Strathcona BandcampEveryone likes a mystery, right? Well here’s something mysterious and new from Dunedin. All we have is a song called “Seams” on Bandcamp and the band/ performer name strathcona pl.

An EP is promised in the future. Adding to the intrigue is that “Seams” is so good it draws you back to listen again and again to try to find clues in the DNA of the music because music can’t exist in a vacuum, it must come packaged with information – knowledge about its creator.

“Everything and everyone’s falling apart” observes the chorus over and over again before adding “in my dreams” and you really want to write down all the lyrics to try to decipher meaning from them but you also know this this would break the spell of only half-hearing these anxiety dream lines.  So, let’s instead focus on the music, because it’s a little unusual and just a bit intriguing, not sounding much like anything we’ve heard around the streets of this town recently.

The minimal-yet-complex interwoven guitar/ bass/ drum sound, staccato chop of the guitar and bass and the hushed vocals here remind me of Young Marble Giants.   But there’s other interesting undertones throughout which offer even more intriguing Post-Punk influences or perhaps just coincidences. The guitar playing and chord changes – those descending lines at the end of the chorus in particular – seem to carry a faint sonic smudge of a track off an early Cure album perhaps (circa “A Forest”).

So it’s a little bit folk, a little bit Gothic, some Post-Punk DIY or maybe even New Wave.

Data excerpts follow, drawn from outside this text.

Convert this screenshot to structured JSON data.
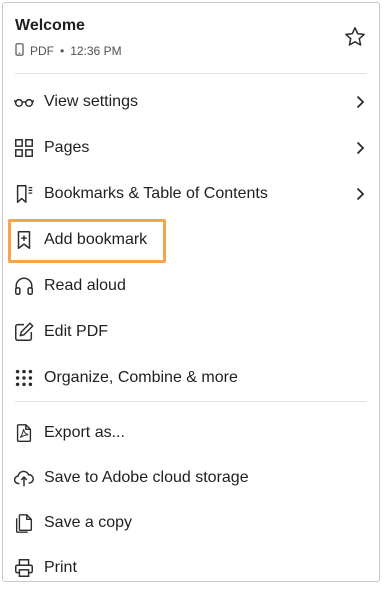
{
  "header": {
    "title": "Welcome",
    "file_type": "PDF",
    "separator": "•",
    "time": "12:36 PM"
  },
  "menu": {
    "group1": [
      {
        "label": "View settings",
        "icon": "glasses-icon",
        "has_chevron": true
      },
      {
        "label": "Pages",
        "icon": "grid-icon",
        "has_chevron": true
      },
      {
        "label": "Bookmarks & Table of Contents",
        "icon": "bookmark-list-icon",
        "has_chevron": true
      },
      {
        "label": "Add bookmark",
        "icon": "bookmark-add-icon",
        "has_chevron": false,
        "highlighted": true
      },
      {
        "label": "Read aloud",
        "icon": "headphones-icon",
        "has_chevron": false
      },
      {
        "label": "Edit PDF",
        "icon": "edit-icon",
        "has_chevron": false
      },
      {
        "label": "Organize, Combine & more",
        "icon": "dots-grid-icon",
        "has_chevron": false
      }
    ],
    "group2": [
      {
        "label": "Export as...",
        "icon": "export-pdf-icon",
        "has_chevron": false
      },
      {
        "label": "Save to Adobe cloud storage",
        "icon": "cloud-upload-icon",
        "has_chevron": false
      },
      {
        "label": "Save a copy",
        "icon": "copy-icon",
        "has_chevron": false
      },
      {
        "label": "Print",
        "icon": "printer-icon",
        "has_chevron": false
      }
    ]
  },
  "colors": {
    "highlight": "#f5a64a",
    "text": "#1f1f1f",
    "divider": "#e3e3e3"
  }
}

And as much as it may carry these early 1980s UK echoes, it also hints at the folk-rock intimacy of The Spinanes (on Seattle label Sub-Pop’s 1990s roster) or the more DIY folk/ punk attitudes of artists on nearby K Records ‘International Pop Underground’ at the same time. So it’s all these things and yet, because it’s from Dunedin in 2017, it’s none of these things.

Finally, a search of Wikipedia helpfully informs us that Strathcona is an invented name from the 19th century, a way of referencing Glen Coe (Glencoe) in Scotland in a way that avoided any word-association with “massacre” and used by its creator as a place name across Canada. The ‘pl’ suffix could be an abbreviation of place, or Public Library.

So now we know everything, and yet we still know nothing at all.